项目使用IMDB(Internet Movie Database)数据集完成文本分类任务。数据集包含了50000条偏向明显的评论,其中25000条作为训练集,25000作为测试集,标签为1(positive)和0(negative),数据集中的各条评论已经被预处理为了词向量。从网站中下载得到IMDB的npz文件,其中的词向量数据是一个不规则列表的pickle文件,需要使用pad_sequences对词向量进行预处理,将各个句子填充到相同长度。我们设定词汇表大小为20000,每一个词向量的最大长度为200,将数据集加载到x_trainy_trainx_valy_val这四个numpy数组中。

using System;
using System.Collections.Generic;
using System.IO;
using System.Linq;
using System.Security.Cryptography;
using System.Text;
using Tensorflow;
using Tensorflow.NumPy;
using static Tensorflow.Binding;
using static Tensorflow.KerasApi;

namespace SciSharp.Models.Transformer
{
    public class IMDbDataset
    {
        TransformerClassificationConfig cfg;

        public IMDbDataset()
        {
            cfg = new TransformerClassificationConfig();
        }
        public IMDbDataset(TransformerClassificationConfig cfg)
        {
            this.cfg = cfg;
        }
        public IMDbDataset(int vocab_size, int maxlen)
        {
            cfg = new TransformerClassificationConfig();
            cfg.DatasetCfg.vocab_size = vocab_size;
            cfg.DatasetCfg.maxlen = maxlen;
        }

        public Tensor[] GetData()
        {
            var dataset = keras.datasets.imdb.load_data(num_words: cfg.DatasetCfg.vocab_size);
            var x_train = dataset.Train.Item1;
            var y_train = dataset.Train.Item2;
            var x_val = dataset.Test.Item1;
            var y_val = dataset.Test.Item2;

            x_train = keras.preprocessing.sequence.pad_sequences(RemoveZeros(x_train), maxlen: cfg.DatasetCfg.maxlen);
            x_val = keras.preprocessing.sequence.pad_sequences(RemoveZeros(x_val), maxlen: cfg.DatasetCfg.maxlen);
            print(len(x_train) + " Training sequences");
            print(len(x_val) + " Validation sequences");

            return new[] { x_train.astype(np.float32), y_train.astype(np.float32), x_val.astype(np.float32), y_val.astype(np.float32) };
        }

        IEnumerable<int[]> RemoveZeros(NDArray data)
        {
            var data_array = (int[,])data.ToMultiDimArray<int>();
            List<int[]> new_data = new List<int[]>();
            for (var i = 0; i < data_array.GetLength(0); i++)
            {
                List<int> new_array = new List<int>();
                for (var j = 0; j < data_array.GetLength(1); j++)
                {
                    if (data_array[i, j] == 0)
                        break;
                    else
                        new_array.Add(data_array[i, j]);
                }
                new_data.Add(new_array.ToArray());
            }
            return new_data;
        }
    }
}

Hyper-parameters Config

  • DatasetConfig 定义与用于训练和评估Transformer分类模型的数据集相关的参数。
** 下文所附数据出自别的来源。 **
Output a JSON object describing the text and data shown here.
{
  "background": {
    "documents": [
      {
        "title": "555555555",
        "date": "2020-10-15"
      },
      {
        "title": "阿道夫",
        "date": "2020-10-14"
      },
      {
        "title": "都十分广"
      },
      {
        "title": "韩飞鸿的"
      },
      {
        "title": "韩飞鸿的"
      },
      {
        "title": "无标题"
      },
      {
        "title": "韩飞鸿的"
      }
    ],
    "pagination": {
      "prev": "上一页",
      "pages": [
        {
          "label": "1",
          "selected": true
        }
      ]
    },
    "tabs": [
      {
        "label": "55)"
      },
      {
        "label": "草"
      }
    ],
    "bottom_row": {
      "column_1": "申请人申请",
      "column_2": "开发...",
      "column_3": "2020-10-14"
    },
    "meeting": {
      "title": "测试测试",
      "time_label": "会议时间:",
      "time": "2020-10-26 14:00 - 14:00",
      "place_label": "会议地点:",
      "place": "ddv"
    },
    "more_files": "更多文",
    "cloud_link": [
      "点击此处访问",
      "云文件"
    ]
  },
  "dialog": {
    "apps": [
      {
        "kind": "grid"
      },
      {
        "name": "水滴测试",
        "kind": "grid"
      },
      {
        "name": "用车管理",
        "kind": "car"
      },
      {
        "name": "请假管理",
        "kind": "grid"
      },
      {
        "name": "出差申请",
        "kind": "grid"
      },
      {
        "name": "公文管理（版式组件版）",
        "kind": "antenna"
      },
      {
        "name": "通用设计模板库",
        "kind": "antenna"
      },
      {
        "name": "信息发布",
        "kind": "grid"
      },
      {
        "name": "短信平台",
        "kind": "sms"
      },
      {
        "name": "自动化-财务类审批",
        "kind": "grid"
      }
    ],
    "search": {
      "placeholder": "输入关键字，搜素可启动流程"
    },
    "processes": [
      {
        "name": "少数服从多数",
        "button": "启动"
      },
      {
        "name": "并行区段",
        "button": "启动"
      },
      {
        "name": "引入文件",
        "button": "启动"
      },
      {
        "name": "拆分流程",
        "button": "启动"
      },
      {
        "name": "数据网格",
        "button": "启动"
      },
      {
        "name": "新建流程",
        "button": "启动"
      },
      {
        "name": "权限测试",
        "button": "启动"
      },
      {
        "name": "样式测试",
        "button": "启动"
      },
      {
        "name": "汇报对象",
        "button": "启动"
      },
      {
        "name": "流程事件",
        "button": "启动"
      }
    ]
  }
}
    • vocab_size:整数,表示词汇表的大小。它确定在标记化和嵌入期间考虑的唯一标记数量。默认值为 20,000。

    • maxlen:整数,指定输入序列的最大长度。长度超过此值的序列将被截断,而较短的序列将被填充。默认值为 200。

    • path:字符串,表示数据集的路径。这是存储训练和评估数据集的位置。默认使用项目工程内提供的demo IMDB数据集,它是IMDB完整数据集的前1000条training数据, 前200条testing数据构成的子集。

  • ModelConfig 部分定义确定Transformer模型的架构和特性的参数。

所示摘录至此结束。